Ah, and here’s a nice little 1919 Christmas poem by Tucholsky to end with. Here’s the German, with my translation:

Einkäufe

Was schenke ich dem kleinen Michel
zu diesem kalten Weihnachtsfest?
Den Kullerball? Den Sabberpichel?
Ein Gummikissen, das nicht näßt?
Ein kleines Seifensiederlicht?
Das hat er noch nicht. Das hat er noch nicht!

Wähl ich den Wiederaufbaukasten?
Schenk ich ihm noch mehr Schreibpapier?
Ein Ding mit schwarzweißroten Tasten;
ein patriotisches Klavier?
Ein objektives Kriegsgericht?
Das hat er noch nicht. Das hat er noch nicht!

Schenk ich den Nachttopf ihm auf Rollen?
Schenk ich ein Moratorium?
Ein Sparschwein, kugelig geschwollen?
Ein Puppenkrematorium?
Ein neues gescheites Reichsgericht?
Das hat er noch nicht. Das hat er noch nicht!

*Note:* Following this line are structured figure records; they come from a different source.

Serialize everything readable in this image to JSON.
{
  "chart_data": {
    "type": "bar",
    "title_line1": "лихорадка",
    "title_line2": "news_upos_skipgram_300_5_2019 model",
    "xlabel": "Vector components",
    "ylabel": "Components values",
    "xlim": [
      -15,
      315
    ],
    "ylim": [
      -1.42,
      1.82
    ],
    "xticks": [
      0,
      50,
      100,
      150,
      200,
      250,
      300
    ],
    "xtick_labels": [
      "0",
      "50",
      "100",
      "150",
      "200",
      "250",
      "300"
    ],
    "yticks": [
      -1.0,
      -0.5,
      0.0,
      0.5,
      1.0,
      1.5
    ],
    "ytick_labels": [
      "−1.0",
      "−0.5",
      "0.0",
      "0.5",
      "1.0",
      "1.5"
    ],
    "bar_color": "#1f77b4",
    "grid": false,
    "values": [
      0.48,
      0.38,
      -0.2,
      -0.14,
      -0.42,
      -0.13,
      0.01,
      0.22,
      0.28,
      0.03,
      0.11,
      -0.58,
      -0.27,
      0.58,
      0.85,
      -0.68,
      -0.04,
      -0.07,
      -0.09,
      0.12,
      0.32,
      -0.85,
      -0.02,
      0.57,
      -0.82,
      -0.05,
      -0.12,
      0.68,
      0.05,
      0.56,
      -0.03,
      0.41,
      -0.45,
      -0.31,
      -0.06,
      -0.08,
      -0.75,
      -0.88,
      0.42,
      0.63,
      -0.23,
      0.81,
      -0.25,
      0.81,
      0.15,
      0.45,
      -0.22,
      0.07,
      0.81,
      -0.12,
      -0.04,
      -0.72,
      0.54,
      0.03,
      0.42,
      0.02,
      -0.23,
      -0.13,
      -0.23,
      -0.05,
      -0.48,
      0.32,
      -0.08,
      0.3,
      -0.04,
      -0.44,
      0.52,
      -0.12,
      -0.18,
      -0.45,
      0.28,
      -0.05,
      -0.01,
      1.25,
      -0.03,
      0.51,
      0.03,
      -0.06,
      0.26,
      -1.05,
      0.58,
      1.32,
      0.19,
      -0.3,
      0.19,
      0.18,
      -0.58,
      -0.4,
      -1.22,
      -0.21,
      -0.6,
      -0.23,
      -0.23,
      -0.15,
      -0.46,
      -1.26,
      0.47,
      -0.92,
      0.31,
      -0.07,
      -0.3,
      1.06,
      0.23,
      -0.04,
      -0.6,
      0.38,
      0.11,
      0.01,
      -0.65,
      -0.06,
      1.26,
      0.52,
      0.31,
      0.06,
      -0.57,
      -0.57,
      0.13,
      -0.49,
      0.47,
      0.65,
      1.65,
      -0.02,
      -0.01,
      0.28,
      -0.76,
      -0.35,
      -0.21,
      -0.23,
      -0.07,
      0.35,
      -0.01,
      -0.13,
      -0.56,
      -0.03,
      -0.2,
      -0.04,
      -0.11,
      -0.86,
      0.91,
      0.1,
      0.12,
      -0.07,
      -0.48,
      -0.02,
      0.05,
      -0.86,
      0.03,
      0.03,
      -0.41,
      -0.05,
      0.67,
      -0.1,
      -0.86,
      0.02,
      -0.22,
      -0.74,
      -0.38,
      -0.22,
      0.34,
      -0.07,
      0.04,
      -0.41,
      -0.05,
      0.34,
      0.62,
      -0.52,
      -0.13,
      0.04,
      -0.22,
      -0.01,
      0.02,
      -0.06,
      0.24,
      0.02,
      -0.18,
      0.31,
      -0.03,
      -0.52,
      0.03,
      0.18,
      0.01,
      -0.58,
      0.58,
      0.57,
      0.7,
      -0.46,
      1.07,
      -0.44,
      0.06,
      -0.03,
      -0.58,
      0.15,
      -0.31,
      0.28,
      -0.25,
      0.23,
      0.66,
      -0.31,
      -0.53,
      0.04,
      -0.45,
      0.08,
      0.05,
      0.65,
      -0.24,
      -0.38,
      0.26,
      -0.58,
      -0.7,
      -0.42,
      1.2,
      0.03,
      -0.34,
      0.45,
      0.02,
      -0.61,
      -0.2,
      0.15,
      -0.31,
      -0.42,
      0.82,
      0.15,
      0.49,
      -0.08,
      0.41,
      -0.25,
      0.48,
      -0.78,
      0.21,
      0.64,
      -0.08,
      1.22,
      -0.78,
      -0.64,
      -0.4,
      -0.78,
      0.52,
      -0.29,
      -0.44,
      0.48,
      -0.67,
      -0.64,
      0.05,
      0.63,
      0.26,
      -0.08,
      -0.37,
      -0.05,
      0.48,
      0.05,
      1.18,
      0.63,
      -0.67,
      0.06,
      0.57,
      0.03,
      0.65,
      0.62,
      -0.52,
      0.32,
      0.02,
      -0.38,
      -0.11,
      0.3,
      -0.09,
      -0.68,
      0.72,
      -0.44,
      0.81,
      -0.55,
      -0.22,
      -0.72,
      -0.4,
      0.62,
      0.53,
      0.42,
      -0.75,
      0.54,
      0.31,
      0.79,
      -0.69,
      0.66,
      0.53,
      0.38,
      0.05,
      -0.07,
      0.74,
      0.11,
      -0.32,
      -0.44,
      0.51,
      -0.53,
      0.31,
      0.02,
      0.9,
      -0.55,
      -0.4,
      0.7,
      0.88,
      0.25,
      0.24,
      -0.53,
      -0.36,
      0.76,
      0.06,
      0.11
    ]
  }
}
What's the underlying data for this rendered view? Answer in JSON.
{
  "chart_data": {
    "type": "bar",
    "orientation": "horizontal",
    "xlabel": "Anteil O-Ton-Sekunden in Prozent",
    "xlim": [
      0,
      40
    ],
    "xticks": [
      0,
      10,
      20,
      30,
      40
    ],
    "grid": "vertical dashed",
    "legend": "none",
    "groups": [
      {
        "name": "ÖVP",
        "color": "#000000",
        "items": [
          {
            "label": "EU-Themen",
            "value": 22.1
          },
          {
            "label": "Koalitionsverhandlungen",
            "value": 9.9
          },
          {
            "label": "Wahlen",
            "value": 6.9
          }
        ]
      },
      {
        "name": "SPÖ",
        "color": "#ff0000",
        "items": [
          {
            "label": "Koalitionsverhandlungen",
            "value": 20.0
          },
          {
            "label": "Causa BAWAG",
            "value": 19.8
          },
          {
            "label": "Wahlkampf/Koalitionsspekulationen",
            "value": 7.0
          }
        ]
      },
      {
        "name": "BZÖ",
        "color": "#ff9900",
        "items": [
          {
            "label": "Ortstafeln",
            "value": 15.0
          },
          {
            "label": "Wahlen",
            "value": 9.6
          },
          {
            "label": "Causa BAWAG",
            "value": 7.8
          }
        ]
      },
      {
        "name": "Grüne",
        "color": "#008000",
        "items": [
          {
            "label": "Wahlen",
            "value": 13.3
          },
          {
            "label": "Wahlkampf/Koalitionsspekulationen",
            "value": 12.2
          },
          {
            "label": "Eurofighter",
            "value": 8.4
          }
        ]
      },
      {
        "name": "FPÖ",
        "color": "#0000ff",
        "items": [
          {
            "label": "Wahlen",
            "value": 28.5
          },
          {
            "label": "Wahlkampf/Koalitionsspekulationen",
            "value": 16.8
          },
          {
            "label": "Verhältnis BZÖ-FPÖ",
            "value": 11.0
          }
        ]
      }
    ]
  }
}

Ach, liebe Basen, Onkels, Tanten –
Schenkt ihr ihm was. Ich find es kaum.
Ihr seid die Fixen und Gewandten,
hängt ihrs ihm untern Tannenbaum.
Doch schenkt ihm keine Reaktion!
Die hat er schon. Die hat er schon!
Purchases

What am I going to get little Mikey
on this cold Christmas day?
The little ball? a bib for the tykie?
A waterproof little rubber tray?
A clue, that’s what I could get!
He doesn’t have that yet. Nope, he doesn’t have that yet.

Perhaps the re-building set, please?
Or how about more stationary?
A thingamabob with whiteblackred keys;
a patriotic piano?
An objective war report I might get?
He doesn’t have that yet. He doesn’t have that yet!

How about a little potty on wheels?
How about a moratorium?
A pig for his pennies, swollen from deals?
Or a G.I. Joe doll crematorium?
Hey, a war tribunal with rights I might get?
He doesn’t have that yet. Oh, he doesn’t have that yet?

O, dear cousins, uncles and aunts –
Give him something good. I can hardly find it.
You day traders, short sellers, financial hot pants
hang it up for him under the Christmas tree.
But don’t give him any more pro-war shit!
He has just enough. Just enough of it!